Computer science should be taught as basic skill in US: Barack Obama
WASHINGTON: President Barack Obama today emphasised on the need for teaching computer science as a basic skill to all children in the US and asked Congress to provide funding to help students especially girls and minorities prepare for jobs in a changing economy.
"In the new economy, computer science isn't an optional skill. It's a basic skill, right along with the three R's," Obama said in his weekly address to the nation in which he discussed his plan to give all students across the the country the chance to learn computer science in school.
The three R's refers to the foundations of a basic skills-oriented education programme within schools: reading, writing and arithmetic.
Obama said that only about one-quarter of K-12 schools offer computer science instruction even as most parents want their children to develop analytical and coding skills.

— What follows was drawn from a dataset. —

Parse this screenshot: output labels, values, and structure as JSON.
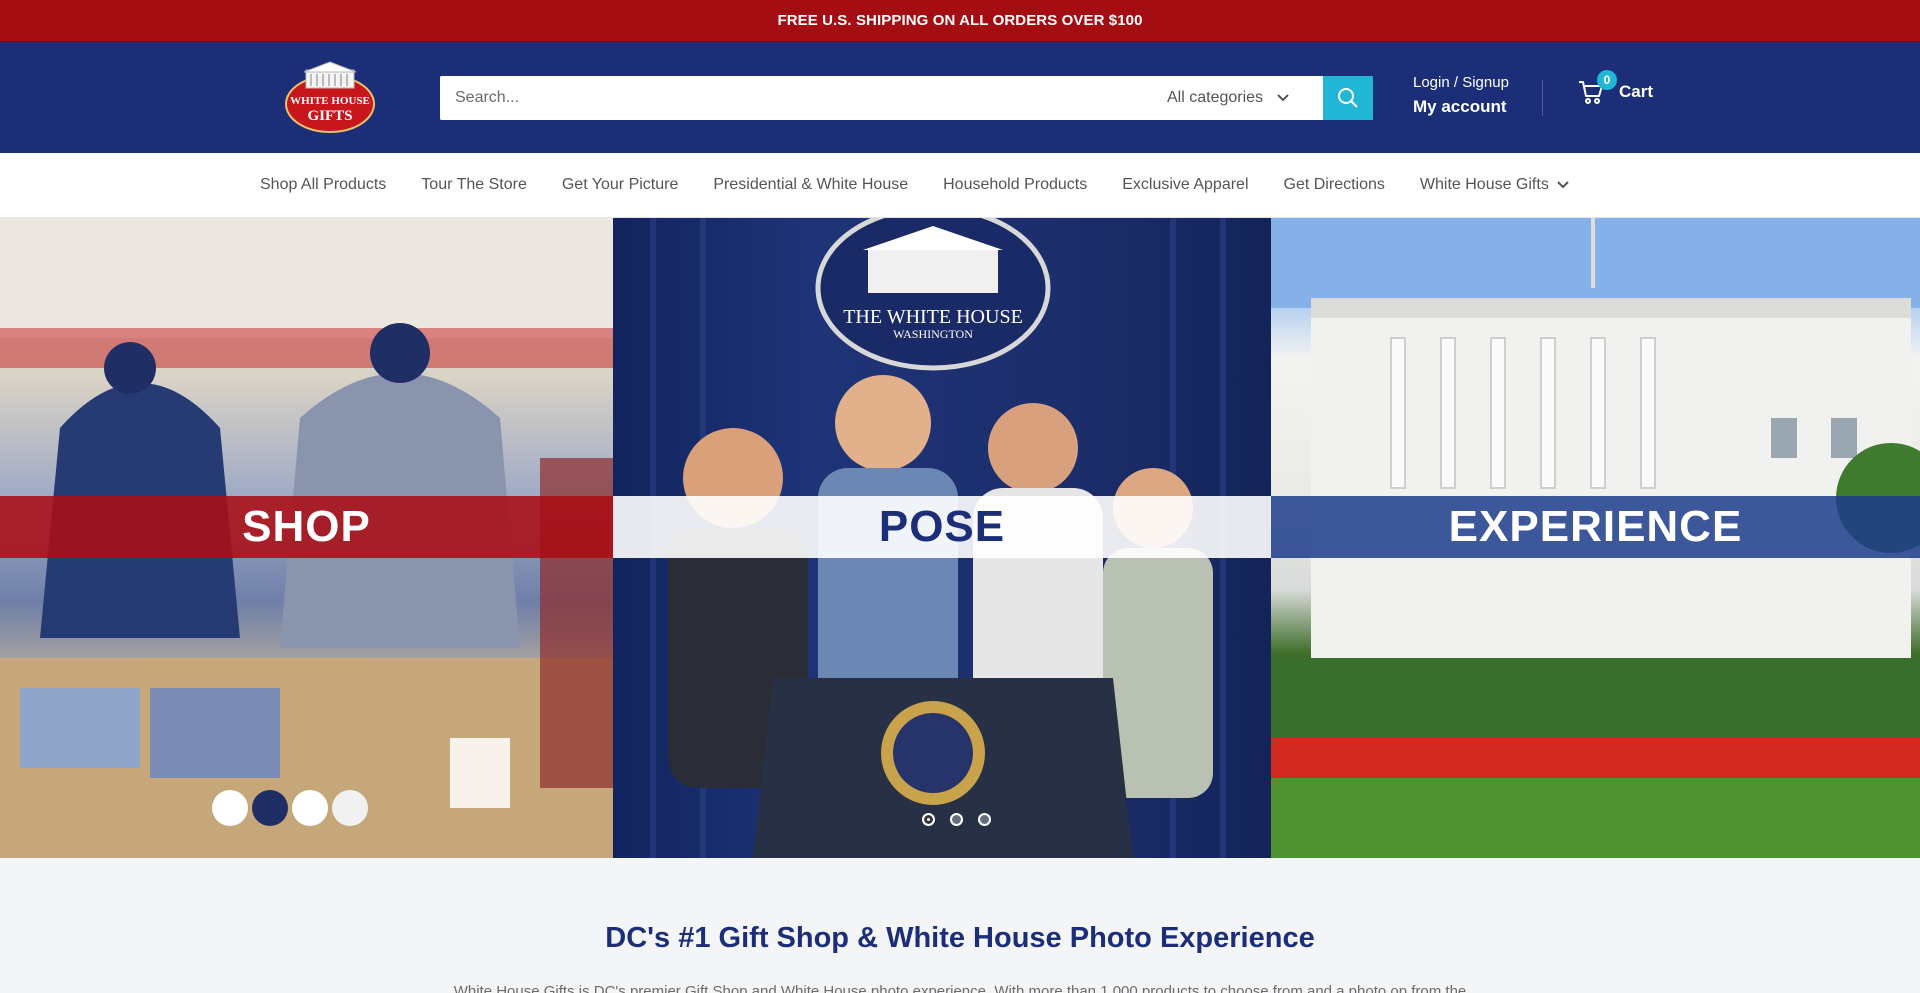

"Nine out of ten parents want it taught at their children's schools. Yet right now, only about a quarter of our K through 12 schools offer computer science. Twenty-two states don't even allow it to count toward a diploma," he said.
Noting that the American economy is rapidly shifting, and that educators and business leaders are increasingly recognising that computer science is a 'new basic' skill necessary for economic opportunity, Obama in his address talked about his Computer Science for all students.
According to a White House fact sheet, access to computer science education is limited and wide disparities exist even for those who do have access to these courses.
For example, in the fewer than 15 per cent of all high schools that offered any advanced placement CS courses in 2015, only 22 per cent of those who took the exam were girls, and only 13 per cent were African-American or Latino students.
The White House said, providing access to computer science is a critical step for ensuring that US nation remains competitive in the global economy and strengthens its cyber security.
Last year, there were over 600,000 tech jobs open across the United States, and by 2018, 51 per cent of all STEM jobs (those requiring a science, technology, engineering, or math-related degree) are projected to be in CS-related fields.
The Federal government alone needs an additional 10,000 IT and cybersecurity professionals, and the private sector needs many more.
The CS is not only important for the tech sector, but also for a growing number of industries, including transportation, healthcare, education, and financial services, that are using software to transform their products and services.
In fact, more than two-thirds of all tech jobs are outside the tech sector, it said.